Once the hoax – or conspiracy, or CIA cover-up, or whatever – came out,our fair fourth estate turned into a Marx Brothers sketch beyond imagination. Te’o got Jeremy Schaap and ESPN to agree to a private off-camera interview with an attorney present. Who else gets that? The president of the United States couldn’t negotiate those terms.
Schaap then relayed the discussion to viewers live on “SportsCenter,” like a go-between messenger in the middle of dying middle school romance.
The highlight of this grotesque exercise: a voice-cracking, David Schwimmer-esque moment where Schaap defended Te’o and said, “The way he explained it was very convincing.”
Schaap went on to praise Te’o for how calm and collected he seemed in the face of such adversity. Schaap also volunteered that he believed Te’o’s wild story, even though no one asked for his opinion.
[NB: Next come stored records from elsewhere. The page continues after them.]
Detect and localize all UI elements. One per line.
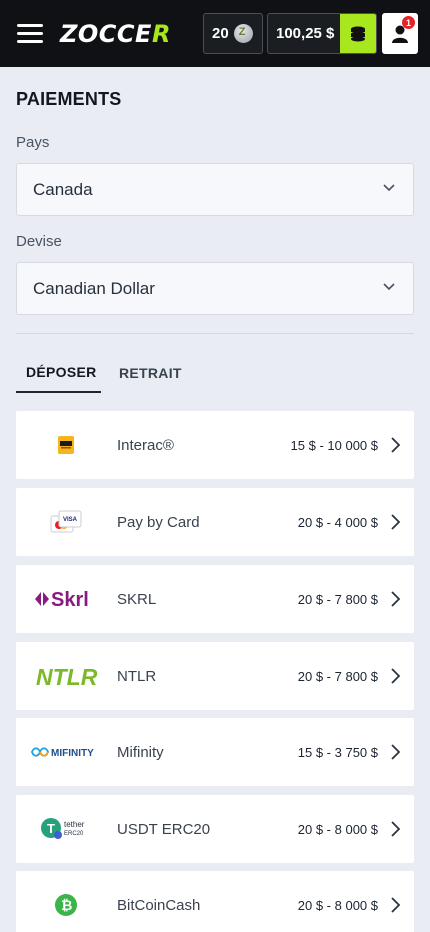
coin-icon [233,24,253,43]
method-limits: 20 $ - 7 800 $ [297,668,378,684]
method-limits: 20 $ - 4 000 $ [297,514,378,530]
method-name: NTLR [117,667,157,685]
chevron-down-icon [383,283,395,291]
payment-method-interac[interactable]: Interac® 15 $ - 10 000 $ [16,411,414,479]
payment-method-mifinity[interactable]: MIFINITY Mifinity 15 $ - 3 750 $ [16,718,414,786]
method-limits: 15 $ - 10 000 $ [290,437,378,453]
payment-method-card[interactable]: VISA Pay by Card 20 $ - 4 000 $ [16,488,414,556]
method-name: Interac® [117,436,174,454]
section-divider [16,333,414,334]
payment-method-usdt[interactable]: T tether ERC20 USDT ERC20 20 $ - 8 000 $ [16,795,414,863]
country-value: Canada [33,179,93,199]
country-select[interactable]: Canada [16,163,414,216]
coins-balance-button[interactable]: 20 [203,13,263,54]
payment-method-skrl[interactable]: Skrl SKRL 20 $ - 7 800 $ [16,565,414,633]
method-limits: 20 $ - 7 800 $ [297,591,378,607]
svg-text:MIFINITY: MIFINITY [51,748,94,759]
chevron-right-icon [391,744,400,760]
svg-text:NTLR: NTLR [36,664,98,688]
svg-text:₿: ₿ [61,897,72,913]
method-name: Pay by Card [117,513,200,531]
mifinity-logo: MIFINITY [16,718,116,786]
method-limits: 15 $ - 3 750 $ [297,744,378,760]
skrill-logo: Skrl [16,565,116,633]
method-name: Mifinity [117,743,164,761]
method-limits: 20 $ - 8 000 $ [297,821,378,837]
payment-tabs: DÉPOSER RETRAIT [16,352,414,394]
payment-method-bitcoincash[interactable]: ₿ BitCoinCash 20 $ - 8 000 $ [16,871,414,932]
notification-badge: 1 [402,16,415,29]
coins-count: 20 [212,25,229,42]
tether-logo: T tether ERC20 [16,795,116,863]
bitcoincash-logo: ₿ [16,871,116,932]
card-logo: VISA [16,488,116,556]
method-limits: 20 $ - 8 000 $ [297,897,378,913]
user-account-button[interactable]: 1 [382,13,418,54]
chevron-right-icon [391,897,400,913]
svg-text:VISA: VISA [63,517,78,523]
chevron-right-icon [391,591,400,607]
chevron-right-icon [391,514,400,530]
neteller-logo: NTLR [16,642,116,710]
svg-text:T: T [47,821,55,836]
method-name: BitCoinCash [117,896,201,914]
country-label: Pays [16,134,50,151]
balance-amount: 100,25 $ [276,25,335,42]
tab-deposit[interactable]: DÉPOSER [16,352,101,393]
wallet-balance-button[interactable]: 100,25 $ [267,13,377,54]
interac-logo [16,411,116,479]
chevron-right-icon [391,668,400,684]
page-title: PAIEMENTS [16,89,122,109]
method-name: USDT ERC20 [117,820,211,838]
method-name: SKRL [117,590,157,608]
svg-text:Skrl: Skrl [51,589,89,611]
svg-text:tether: tether [64,820,85,829]
hamburger-menu-icon[interactable] [17,24,43,44]
wallet-icon[interactable] [340,14,376,53]
chevron-right-icon [391,437,400,453]
tab-withdraw[interactable]: RETRAIT [119,352,182,393]
chevron-down-icon [383,184,395,192]
payment-method-ntlr[interactable]: NTLR NTLR 20 $ - 7 800 $ [16,642,414,710]
chevron-right-icon [391,821,400,837]
currency-label: Devise [16,233,62,250]
svg-text:ERC20: ERC20 [64,831,84,837]
currency-value: Canadian Dollar [33,278,155,298]
top-bar: ZOCCER 20 100,25 $ 1 [0,0,430,67]
currency-select[interactable]: Canadian Dollar [16,262,414,315]
zoccer-logo[interactable]: ZOCCER [60,20,171,48]
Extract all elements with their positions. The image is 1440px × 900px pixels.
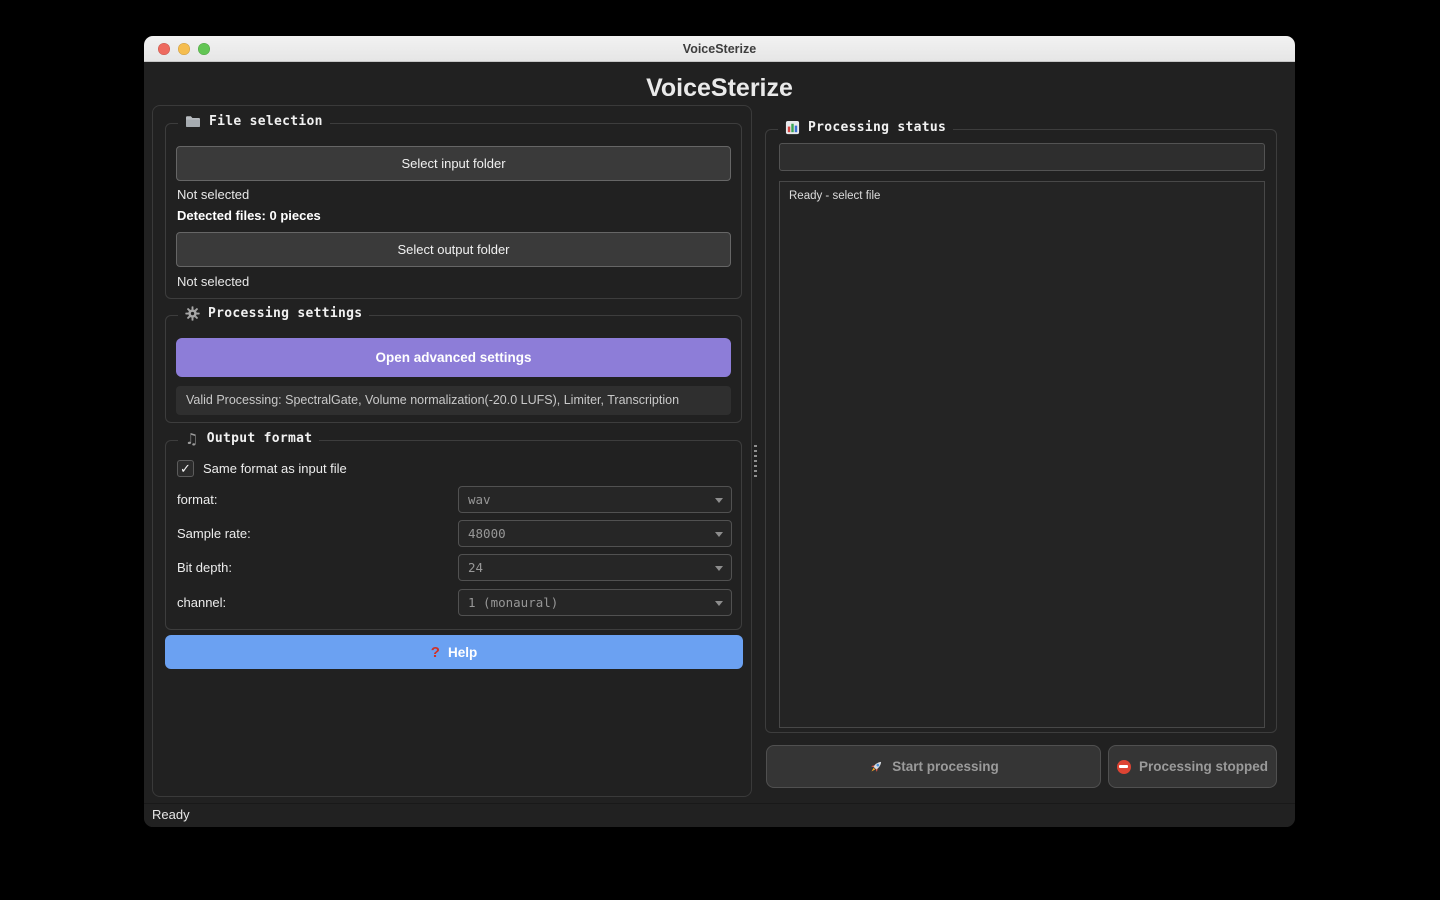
start-processing-label: Start processing xyxy=(892,759,999,774)
file-selection-legend-label: File selection xyxy=(209,114,323,129)
close-button[interactable] xyxy=(158,43,170,55)
bar-chart-icon xyxy=(785,120,800,135)
desktop: VoiceSterize VoiceSterize File selection… xyxy=(0,0,1440,900)
same-format-label: Same format as input file xyxy=(203,461,347,476)
channel-label: channel: xyxy=(177,589,226,616)
chevron-down-icon xyxy=(715,498,723,503)
processing-stopped-label: Processing stopped xyxy=(1139,759,1268,774)
bit-depth-select[interactable]: 24 xyxy=(458,554,732,581)
sample-rate-label: Sample rate: xyxy=(177,520,251,547)
same-format-checkbox[interactable]: ✓ xyxy=(177,460,194,477)
folder-icon xyxy=(185,115,201,128)
bit-depth-label: Bit depth: xyxy=(177,554,232,581)
zoom-button[interactable] xyxy=(198,43,210,55)
page-title: VoiceSterize xyxy=(144,74,1295,102)
log-line: Ready - select file xyxy=(789,190,880,202)
chevron-down-icon xyxy=(715,566,723,571)
processing-settings-legend-label: Processing settings xyxy=(208,306,362,321)
music-note-icon: ♫ xyxy=(185,432,199,446)
processing-stopped-button[interactable]: Processing stopped xyxy=(1108,745,1277,788)
output-format-group: ♫ Output format ✓ Same format as input f… xyxy=(165,440,742,630)
chevron-down-icon xyxy=(715,601,723,606)
bit-depth-value: 24 xyxy=(468,560,483,575)
processing-status-legend: Processing status xyxy=(778,120,953,135)
detected-files-label: Detected files: 0 pieces xyxy=(177,208,321,223)
titlebar: VoiceSterize xyxy=(144,36,1295,62)
format-select[interactable]: wav xyxy=(458,486,732,513)
channel-value: 1 (monaural) xyxy=(468,595,558,610)
help-button[interactable]: ? Help xyxy=(165,635,743,669)
question-mark-icon: ? xyxy=(431,644,440,661)
progress-bar xyxy=(779,143,1265,171)
output-format-legend-label: Output format xyxy=(207,431,313,446)
processing-settings-legend: Processing settings xyxy=(178,306,369,321)
input-folder-status: Not selected xyxy=(177,187,249,202)
gear-icon xyxy=(185,306,200,321)
valid-processing-summary: Valid Processing: SpectralGate, Volume n… xyxy=(176,386,731,415)
status-bar-text: Ready xyxy=(152,807,190,822)
format-value: wav xyxy=(468,492,491,507)
checkmark-icon: ✓ xyxy=(180,460,191,477)
format-label: format: xyxy=(177,486,217,513)
file-selection-legend: File selection xyxy=(178,114,330,129)
window-controls xyxy=(158,36,210,61)
processing-status-legend-label: Processing status xyxy=(808,120,946,135)
processing-settings-group: Processing settings Open advanced settin… xyxy=(165,315,742,423)
minimize-button[interactable] xyxy=(178,43,190,55)
output-folder-status: Not selected xyxy=(177,274,249,289)
select-input-folder-label: Select input folder xyxy=(401,156,505,171)
channel-select[interactable]: 1 (monaural) xyxy=(458,589,732,616)
processing-status-group: Processing status Ready - select file xyxy=(765,129,1277,733)
help-button-label: Help xyxy=(448,645,477,660)
stop-icon xyxy=(1117,760,1131,774)
select-output-folder-button[interactable]: Select output folder xyxy=(176,232,731,267)
pane-divider-handle[interactable] xyxy=(754,445,757,478)
sample-rate-select[interactable]: 48000 xyxy=(458,520,732,547)
log-output: Ready - select file xyxy=(779,181,1265,728)
open-advanced-settings-button[interactable]: Open advanced settings xyxy=(176,338,731,377)
rocket-icon xyxy=(868,759,884,775)
select-output-folder-label: Select output folder xyxy=(397,242,509,257)
chevron-down-icon xyxy=(715,532,723,537)
select-input-folder-button[interactable]: Select input folder xyxy=(176,146,731,181)
open-advanced-settings-label: Open advanced settings xyxy=(375,350,531,365)
output-format-legend: ♫ Output format xyxy=(178,431,319,446)
sample-rate-value: 48000 xyxy=(468,526,506,541)
app-window: VoiceSterize VoiceSterize File selection… xyxy=(144,36,1295,827)
same-format-row: ✓ Same format as input file xyxy=(177,460,347,477)
status-bar: Ready xyxy=(144,803,1295,827)
titlebar-title: VoiceSterize xyxy=(683,42,756,56)
start-processing-button[interactable]: Start processing xyxy=(766,745,1101,788)
file-selection-group: File selection Select input folder Not s… xyxy=(165,123,742,299)
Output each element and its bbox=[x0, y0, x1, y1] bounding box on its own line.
I think I speak for the whole country when I say I am relieved Jeremy Schaap was not covering the Watergate break-in for The Washington Post in 1972.
Now, Te’o embarks on his public rehabilitation tour. His first on-camera interview will be with Katie Couric, known for asking tough questions – who could forget her intellectual jousting with the cagey Sarah Palin? One catch: Deadspin.com reported that Couric and Te’o happen to share the same publicist. It just gets better and better, right?
In the end, it is pretty sad we care so much about a linebacker’s made-up girlfriend when we really should care about how our journalists, the vaunted vanguard of the people’s truth, screwed up a basic human interest story in such monumental fashion.
We’ve seen many of these gaffes recently, and they probably won’t end here. But you have to ask yourself – if they can’t get this storycorrect, what are we to do with these Keystone Kops when it comes to the important stuff?